Making the change of variables $z=e^{-x}$ in the remaining integral, one can rewrite it as \begin{eqnarray} \int_{\operatorname{arcsinh 1}}^{\infty}\frac{\arctan(\cosh x)}{3\cosh^2x-1}dx=\\ =\frac{1}{\sqrt3}\Im \int_{1+\sqrt2}^{\infty}\left(\frac{\log\left(1+i\frac{z+z^{-1}}{2}\right)}{z^2-\frac{2}{\sqrt3}z+1}-\frac{\log\left(1+i\frac{z+z^{-1}}{2}\right)}{z^2+\frac{2}{\sqrt3}z+1}\right)dz. \end{eqnarray} It is rather obvious that this can be written in terms of dilogarithm values (as I suggested in the previous version of my post). In particular, Mathematica can evaluate the integrals but I am too lazy to retype its long answer - see comment of Vladimir Reshetnikov below.

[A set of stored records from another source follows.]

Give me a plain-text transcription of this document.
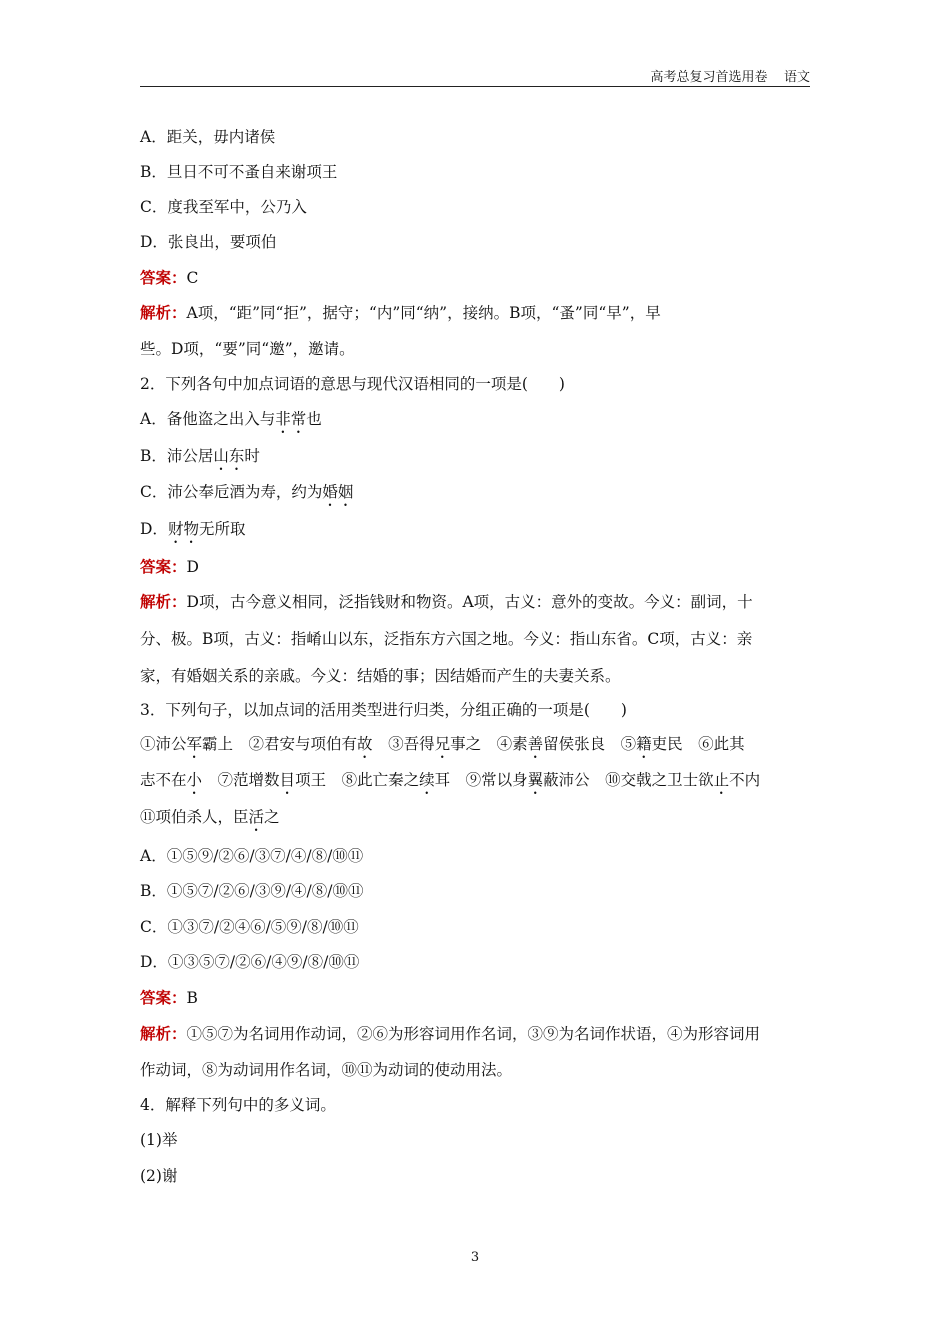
高考总复习首选用卷    语文
A．距关，毋内诸侯
B．旦日不可不蚤自来谢项王
C．度我至军中，公乃入
D．张良出，要项伯
答案：C
解析：A项，“距”同“拒”，据守；“内”同“纳”，接纳。B项，“蚤”同“早”，早
些。D项，“要”同“邀”，邀请。
2．下列各句中加点词语的意思与现代汉语相同的一项是(　　)
A．备他盗之出入与非常也
B．沛公居山东时
C．沛公奉卮酒为寿，约为婚姻
D．财物无所取
答案：D
解析：D项，古今意义相同，泛指钱财和物资。A项，古义：意外的变故。今义：副词，十
分、极。B项，古义：指崤山以东，泛指东方六国之地。今义：指山东省。C项，古义：亲
家，有婚姻关系的亲戚。今义：结婚的事；因结婚而产生的夫妻关系。
3．下列句子，以加点词的活用类型进行归类，分组正确的一项是(　　)
①沛公军霸上　②君安与项伯有故　③吾得兄事之　④素善留侯张良　⑤籍吏民　⑥此其
志不在小　⑦范增数目项王　⑧此亡秦之续耳　⑨常以身翼蔽沛公　⑩交戟之卫士欲止不内
⑪项伯杀人，臣活之
A．①⑤⑨/②⑥/③⑦/④/⑧/⑩⑪
B．①⑤⑦/②⑥/③⑨/④/⑧/⑩⑪
C．①③⑦/②④⑥/⑤⑨/⑧/⑩⑪
D．①③⑤⑦/②⑥/④⑨/⑧/⑩⑪
答案：B
解析：①⑤⑦为名词用作动词，②⑥为形容词用作名词，③⑨为名词作状语，④为形容词用
作动词，⑧为动词用作名词，⑩⑪为动词的使动用法。
4．解释下列句中的多义词。
(1)举
(2)谢
3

In order to obtain the first formula:

  1. Integrate twice by parts to express $I_5$ in terms of $Q=\int_0^{\infty}e^{-2x^2}\operatorname{erfc}^3x\,dx$.

  2. Then consider one-parameter deformation $Q(\alpha)=\int_0^{\infty}e^{-2x^2}\operatorname{erfc}^3(\alpha x)\,dx$.

  3. The derivative $Q'(\alpha)$ is easily computable. Integrating it back and using that $Q(\infty)=0$, we get \begin{eqnarray} I_5=\frac{5}{\pi^{1/2}}-\frac{240\sqrt{2}\arctan{\sqrt{2}}}{\pi^{5/2}}\left(\arctan2- \frac{\pi}{4}\right)+\frac{480}{\pi^{5/2}}\int_1^{\infty}\frac{\arctan\sqrt{1+\alpha^2}}{\left(3\alpha^2+2\right)\sqrt{1+\alpha^2}}d\alpha. \end{eqnarray}

  4. The remaining integral gives the above expression after the change of variables $\alpha =\sinh x$.